StraitsX Expands Stablecoin Payments Across Asia with Real-Time Cross-Border Settlement
StraitsX is set to connect Singapore, Thailand, Taiwan, and Japan through a stablecoin-powered payment network, enabling real-time cross-border settlement from the second quarter of 2026.
The Singapore-based fintech firm is embedding its XSGD stablecoin into existing consumer and institutional payment systems to facilitate seamless transactions across multiple Asian markets.
How Will Thailand and Singapore Link Through Stablecoins
The first phase of the initiative involves a partnership with Thailand’s Kasikornbank (KBank), allowing QR code payment interoperability between Thailand’s national QR Payment system and Singapore’s SGQR framework.
Thai travellers visiting Singapore will be able to use Q Wallet by KBank, Thailand’s blockchain-based e-money platform Q-money, to pay at GrabPay and selected PayNow-enabled merchants.
Merchants will receive instant settlement in Singapore dollars, while consumers continue using familiar local interfaces.
The second phase, pending regulatory approval, will allow Singapore travellers to use their home wallets to pay merchants in Thailand, with settlements completed in Thai baht.
Tianwei Liu, CEO and co-founder of StraitsX, said:
“By embedding XSGD into established consumer rails like GrabPay and Q Wallet by KBank, we’re showing how trusted digital assets can deliver real-time settlement, transparent FX conversion, and interoperability at scale.”
What the Regional Network Will Look Like
Beyond Thailand and Singapore, StraitsX will extend the network to Taiwan and Japan by integrating into a regional settlement framework connecting regulated consumer and institutional payment platforms.
Users in these markets will be able to make payments across participating Southeast Asian merchant networks, with all cross-border transactions settled in XSGD behind the scenes.

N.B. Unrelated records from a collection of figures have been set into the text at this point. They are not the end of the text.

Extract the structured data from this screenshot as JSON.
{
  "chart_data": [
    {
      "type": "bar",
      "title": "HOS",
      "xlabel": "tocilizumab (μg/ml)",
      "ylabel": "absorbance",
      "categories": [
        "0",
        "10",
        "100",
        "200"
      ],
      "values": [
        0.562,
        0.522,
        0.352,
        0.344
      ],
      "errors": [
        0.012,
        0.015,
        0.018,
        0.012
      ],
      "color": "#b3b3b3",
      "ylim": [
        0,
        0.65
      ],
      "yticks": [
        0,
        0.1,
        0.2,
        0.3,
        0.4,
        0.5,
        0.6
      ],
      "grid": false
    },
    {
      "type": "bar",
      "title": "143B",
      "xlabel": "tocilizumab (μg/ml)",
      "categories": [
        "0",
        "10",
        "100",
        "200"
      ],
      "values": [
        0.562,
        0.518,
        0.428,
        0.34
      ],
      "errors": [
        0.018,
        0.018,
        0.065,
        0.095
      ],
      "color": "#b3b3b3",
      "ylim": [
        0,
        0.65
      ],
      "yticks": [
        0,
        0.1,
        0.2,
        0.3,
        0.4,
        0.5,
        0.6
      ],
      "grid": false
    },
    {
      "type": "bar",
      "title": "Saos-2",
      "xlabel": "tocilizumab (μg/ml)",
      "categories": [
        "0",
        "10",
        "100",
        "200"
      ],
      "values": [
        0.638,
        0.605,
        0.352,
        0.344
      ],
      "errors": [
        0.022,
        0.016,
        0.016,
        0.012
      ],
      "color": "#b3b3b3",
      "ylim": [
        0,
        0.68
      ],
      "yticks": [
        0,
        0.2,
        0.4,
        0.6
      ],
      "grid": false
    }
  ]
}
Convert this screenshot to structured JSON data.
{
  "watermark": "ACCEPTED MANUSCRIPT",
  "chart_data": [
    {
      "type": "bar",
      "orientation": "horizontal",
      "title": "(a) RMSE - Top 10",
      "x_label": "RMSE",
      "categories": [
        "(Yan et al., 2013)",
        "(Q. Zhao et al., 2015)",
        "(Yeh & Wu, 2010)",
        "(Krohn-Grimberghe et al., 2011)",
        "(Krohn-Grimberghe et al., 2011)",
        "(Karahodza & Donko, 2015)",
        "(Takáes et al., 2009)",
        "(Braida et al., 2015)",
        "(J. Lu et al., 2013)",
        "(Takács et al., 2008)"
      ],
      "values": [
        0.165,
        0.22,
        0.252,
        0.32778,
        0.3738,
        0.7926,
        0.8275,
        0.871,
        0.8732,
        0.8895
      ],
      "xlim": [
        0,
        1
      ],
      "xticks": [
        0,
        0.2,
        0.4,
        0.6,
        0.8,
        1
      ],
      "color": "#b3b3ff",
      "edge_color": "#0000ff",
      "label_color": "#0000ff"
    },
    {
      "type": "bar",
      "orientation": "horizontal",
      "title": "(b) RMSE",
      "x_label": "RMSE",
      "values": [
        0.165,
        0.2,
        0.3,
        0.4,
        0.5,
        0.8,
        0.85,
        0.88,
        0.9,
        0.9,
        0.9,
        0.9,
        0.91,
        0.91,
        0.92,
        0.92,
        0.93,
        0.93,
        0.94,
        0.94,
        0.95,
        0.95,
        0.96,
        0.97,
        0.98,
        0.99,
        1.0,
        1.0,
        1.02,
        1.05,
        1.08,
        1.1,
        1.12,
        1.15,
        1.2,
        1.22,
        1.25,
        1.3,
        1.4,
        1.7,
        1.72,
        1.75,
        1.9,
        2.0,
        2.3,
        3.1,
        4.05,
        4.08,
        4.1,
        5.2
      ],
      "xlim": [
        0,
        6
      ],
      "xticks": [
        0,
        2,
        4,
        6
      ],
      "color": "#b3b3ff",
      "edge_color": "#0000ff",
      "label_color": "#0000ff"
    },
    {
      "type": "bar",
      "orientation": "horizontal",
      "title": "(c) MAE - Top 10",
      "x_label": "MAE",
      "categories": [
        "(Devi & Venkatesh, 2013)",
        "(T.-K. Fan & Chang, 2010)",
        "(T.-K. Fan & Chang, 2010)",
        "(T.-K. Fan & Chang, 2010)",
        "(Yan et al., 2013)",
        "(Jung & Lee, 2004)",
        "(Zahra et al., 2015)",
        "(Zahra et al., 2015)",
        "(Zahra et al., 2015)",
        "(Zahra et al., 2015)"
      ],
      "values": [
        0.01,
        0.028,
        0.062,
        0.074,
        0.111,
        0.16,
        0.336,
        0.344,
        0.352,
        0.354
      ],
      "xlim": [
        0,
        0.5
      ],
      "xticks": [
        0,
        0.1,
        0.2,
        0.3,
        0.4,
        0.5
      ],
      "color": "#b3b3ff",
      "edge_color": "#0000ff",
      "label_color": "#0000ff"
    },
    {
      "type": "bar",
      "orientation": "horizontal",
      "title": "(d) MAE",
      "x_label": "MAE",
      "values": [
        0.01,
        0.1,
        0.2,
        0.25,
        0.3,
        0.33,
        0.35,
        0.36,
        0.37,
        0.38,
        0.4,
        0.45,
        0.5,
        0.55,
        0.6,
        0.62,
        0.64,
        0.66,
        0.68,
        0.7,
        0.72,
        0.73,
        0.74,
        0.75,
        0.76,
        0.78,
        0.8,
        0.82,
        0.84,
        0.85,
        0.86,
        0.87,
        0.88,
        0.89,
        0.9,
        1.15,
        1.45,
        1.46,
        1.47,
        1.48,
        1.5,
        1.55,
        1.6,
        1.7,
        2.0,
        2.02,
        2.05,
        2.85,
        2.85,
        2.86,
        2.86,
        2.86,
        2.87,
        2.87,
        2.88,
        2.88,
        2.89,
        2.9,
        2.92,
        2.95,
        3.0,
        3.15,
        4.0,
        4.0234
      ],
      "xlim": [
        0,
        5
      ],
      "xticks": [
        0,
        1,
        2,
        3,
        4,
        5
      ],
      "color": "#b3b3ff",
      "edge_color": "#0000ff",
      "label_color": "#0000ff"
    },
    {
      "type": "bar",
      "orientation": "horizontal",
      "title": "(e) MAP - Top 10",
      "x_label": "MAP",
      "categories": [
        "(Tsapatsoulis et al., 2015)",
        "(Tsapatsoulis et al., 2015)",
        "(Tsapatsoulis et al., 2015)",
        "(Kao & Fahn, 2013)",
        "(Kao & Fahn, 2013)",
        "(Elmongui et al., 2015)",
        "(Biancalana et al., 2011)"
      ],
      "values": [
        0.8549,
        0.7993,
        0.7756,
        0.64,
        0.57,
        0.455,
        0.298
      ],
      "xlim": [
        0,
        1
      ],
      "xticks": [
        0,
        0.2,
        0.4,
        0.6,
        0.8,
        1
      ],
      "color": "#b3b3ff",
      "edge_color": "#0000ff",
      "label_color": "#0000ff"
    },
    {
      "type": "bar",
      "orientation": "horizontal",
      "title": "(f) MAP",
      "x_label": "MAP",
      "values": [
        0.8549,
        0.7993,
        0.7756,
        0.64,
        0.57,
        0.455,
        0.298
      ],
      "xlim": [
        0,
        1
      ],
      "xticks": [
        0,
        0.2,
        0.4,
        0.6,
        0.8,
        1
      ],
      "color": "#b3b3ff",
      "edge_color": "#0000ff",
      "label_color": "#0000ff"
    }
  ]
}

The network aims to provide instant cross-border payments with transparent foreign exchange conversion while maintaining compliance with local regulations.
This model seeks to demonstrate that stablecoins can serve as reliable infrastructure for everyday financial activity across multiple countries.
Why Stablecoins Are Being Embedded in Existing Payment Systems
The Thailand-Singapore corridor serves as a testing ground to explore how stablecoins can strengthen payment ecosystems.
By working within trusted payment rails, StraitsX aims to maintain user familiarity while introducing stablecoin-based settlement.
Liu explained:
“This sets the foundation for a future where stablecoins become the invisible infrastructure that powers everyday payments.”
The expansion builds on StraitsX’s September launch of Singapore’s first stablecoin “scan-to-pay” experience and reflects growing momentum for stablecoin adoption in Asian payments, combining transparency, speed, and regulatory alignment at a regional scale.
How Real-Time QR Interoperability Works
The QR interoperability roadmap involves collaboration with KBank and technology partner Orbix to connect Thailand’s national QR system with Singapore’s SGQR framework.
Consumers will transact through familiar local interfaces while merchants receive settlement in their domestic currency in real time.
This approach allows for instant payment and FX conversion without disrupting existing user experiences.
By establishing this corridor and integrating additional Asian markets, StraitsX aims to create a unified payment network that links Southeast and Northeast Asia, enabling fast, transparent, and compliant cross-border transactions at scale.